Cuando Juanjo llegó hasta donde estaba Martin, se perdió en los ojos del joven, que brillaban bajo la luz tenue de la luna. Y por primera vez en mucho tiempo, no tuvo dudas. Consumido por los nervios, comenzó una disculpa por llegar tarde que parecía no tener fin.
"Hablas y hablas. Inventas e improvisas. Me evitas la mirada", pensaba Martin, pero no le importaba. Sabía que, entre tantas palabras, siempre había un lugar para él. No importaba cuántas vueltas diera Juanjo, cuántas veces evitara decir lo que realmente pensaba. Lo importante era que estaba ahí, y no había huido, después de que él le confesara sus sentimientos.
Juanjo permaneció de pie, sin atreverse a sentarse aún. «Hablo y hablo —se repetía en su mente—, y creo que hoy pasa algo». Consciente de que estaba divagando para evitar decir lo que había planeado, se quedó callado.
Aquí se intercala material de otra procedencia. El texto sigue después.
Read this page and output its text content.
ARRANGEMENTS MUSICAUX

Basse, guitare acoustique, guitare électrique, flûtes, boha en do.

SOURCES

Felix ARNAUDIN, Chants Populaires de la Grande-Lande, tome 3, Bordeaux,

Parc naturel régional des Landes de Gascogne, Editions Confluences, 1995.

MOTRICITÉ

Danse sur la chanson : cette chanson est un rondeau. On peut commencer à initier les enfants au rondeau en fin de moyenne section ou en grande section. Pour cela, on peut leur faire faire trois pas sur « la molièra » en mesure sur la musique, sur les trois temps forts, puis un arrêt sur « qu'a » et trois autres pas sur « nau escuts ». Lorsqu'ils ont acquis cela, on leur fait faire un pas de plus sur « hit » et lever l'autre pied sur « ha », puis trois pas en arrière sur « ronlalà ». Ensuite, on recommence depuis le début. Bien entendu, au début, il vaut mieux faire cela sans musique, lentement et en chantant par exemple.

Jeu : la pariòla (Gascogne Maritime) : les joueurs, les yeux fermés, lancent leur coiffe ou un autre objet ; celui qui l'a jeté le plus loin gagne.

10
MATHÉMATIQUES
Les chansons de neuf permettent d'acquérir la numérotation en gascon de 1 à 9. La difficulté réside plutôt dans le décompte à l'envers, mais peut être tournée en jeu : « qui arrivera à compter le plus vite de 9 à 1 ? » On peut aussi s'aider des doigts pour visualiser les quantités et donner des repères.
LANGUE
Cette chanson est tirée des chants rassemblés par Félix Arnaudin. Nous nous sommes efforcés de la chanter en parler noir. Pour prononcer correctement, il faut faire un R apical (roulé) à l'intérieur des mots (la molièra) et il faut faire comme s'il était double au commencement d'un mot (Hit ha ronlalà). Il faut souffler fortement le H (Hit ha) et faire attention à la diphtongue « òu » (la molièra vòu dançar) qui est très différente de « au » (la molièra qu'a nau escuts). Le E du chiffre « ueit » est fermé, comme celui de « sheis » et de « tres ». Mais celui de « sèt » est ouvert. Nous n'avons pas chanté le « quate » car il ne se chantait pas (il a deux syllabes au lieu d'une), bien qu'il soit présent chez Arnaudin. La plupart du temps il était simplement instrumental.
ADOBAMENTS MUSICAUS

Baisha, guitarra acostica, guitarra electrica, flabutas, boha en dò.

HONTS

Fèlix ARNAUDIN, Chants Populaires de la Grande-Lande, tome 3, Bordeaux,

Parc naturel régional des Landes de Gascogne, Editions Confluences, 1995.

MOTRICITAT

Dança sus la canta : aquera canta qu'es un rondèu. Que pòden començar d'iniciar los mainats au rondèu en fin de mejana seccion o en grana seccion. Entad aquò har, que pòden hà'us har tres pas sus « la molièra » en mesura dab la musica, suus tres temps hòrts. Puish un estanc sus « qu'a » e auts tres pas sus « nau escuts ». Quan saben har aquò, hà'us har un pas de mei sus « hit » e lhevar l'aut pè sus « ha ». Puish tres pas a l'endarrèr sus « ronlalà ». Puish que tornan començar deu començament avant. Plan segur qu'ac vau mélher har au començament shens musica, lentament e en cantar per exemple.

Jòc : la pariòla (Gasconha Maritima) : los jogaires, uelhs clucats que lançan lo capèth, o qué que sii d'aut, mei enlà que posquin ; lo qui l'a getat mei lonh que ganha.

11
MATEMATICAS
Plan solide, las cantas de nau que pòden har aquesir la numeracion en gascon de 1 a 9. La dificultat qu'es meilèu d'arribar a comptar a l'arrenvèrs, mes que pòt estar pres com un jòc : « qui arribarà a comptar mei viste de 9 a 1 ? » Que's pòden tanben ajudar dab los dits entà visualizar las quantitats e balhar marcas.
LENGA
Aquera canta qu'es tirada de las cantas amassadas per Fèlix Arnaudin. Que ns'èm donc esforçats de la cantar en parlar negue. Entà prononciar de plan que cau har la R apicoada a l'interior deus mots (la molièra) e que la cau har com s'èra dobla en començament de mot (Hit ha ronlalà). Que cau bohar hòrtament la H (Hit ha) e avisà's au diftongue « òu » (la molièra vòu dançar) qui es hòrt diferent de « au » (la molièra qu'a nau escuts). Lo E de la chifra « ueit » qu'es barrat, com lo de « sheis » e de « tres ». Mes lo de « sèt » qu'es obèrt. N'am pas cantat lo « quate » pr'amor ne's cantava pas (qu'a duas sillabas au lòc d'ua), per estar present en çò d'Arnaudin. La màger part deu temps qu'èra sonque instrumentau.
Su mente estaba llena de frases, de emociones acumuladas que había estado guardando durante demasiado tiempo. Y, sin embargo, solo podía quedarse ahí, de pie frente a Martin, notando cómo el tiempo entre ellos se estiraba, como el espacio entre un relámpago y el trueno.
Martin lo observaba fijamente. «Te pienso y te miro», pensaba, viendo a Juanjo en silencio. Al mirarlo, no solo veía a su amigo, sino que se veía reflejado en sus dudas. Era como si, en ese momento, ambos se hubieran convertido en espejos el uno del otro. Sabía que Juanjo llevaba algo dentro, algo que no se atrevía a expresar, pero no lo presionaba. Nunca lo había hecho. Porque siempre, de alguna forma, acababa entendiendo lo que Juanjo trataba de decir, incluso sin palabras.
Finalmente, Juanjo respiró hondo y se dejó caer de rodillas junto a Martin. Apenas se atrevía a mirarlo directamente, murmuró algo que parecía llevar días, semanas, quizá meses guardando: "Te amo. Ya te lo he dicho. Ya lo has oído". Un destello en el cielo acompañó sus palabras.
Martin lo miró fijamente, sorprendido, pero no porque no lo hubiera intuido antes. Sabía que había algo profundo entre ellos, algo que no se necesitaba verbalizar. Pero escuchar esas dos palabras… era diferente. Eran reales. Y lo cambiaban todo.
Juanjo sintió cómo el peso de esas palabras lo atravesaba, liberándolo al mismo tiempo. Había cruzado esa frontera invisible. Un silencio denso los envolvió, pero no era incómodo. Era el tipo de silencio que llega después de decir lo necesario, lo que ya no se puede evitar. Las palabras se habían liberado, flotando entre ellos como pequeñas luciérnagas en la noche. Juanjo miró a Martin de arriba abajo, y Martin leyó a Juanjo de izquierda a derecha. Martin sonrió, esa sonrisa tranquila que siempre le dedicaba a Juanjo cuando sabía que las cosas estaban bien. "Yo también te quiero", murmuró, y esa sencilla respuesta fue todo lo que necesitaban.
Juanjo, sin poder contenerse más, se lanzó sobre Martin, tumbándolo sobre la hierba y besándolo sin miedo. Cuatro segundos después, el trueno retumbó en la distancia, marcando el final de algo y el principio de otra cosa. Ambos lo sabían, y aunque no necesitaban decirlo, sabían que ya no había vuelta atrás.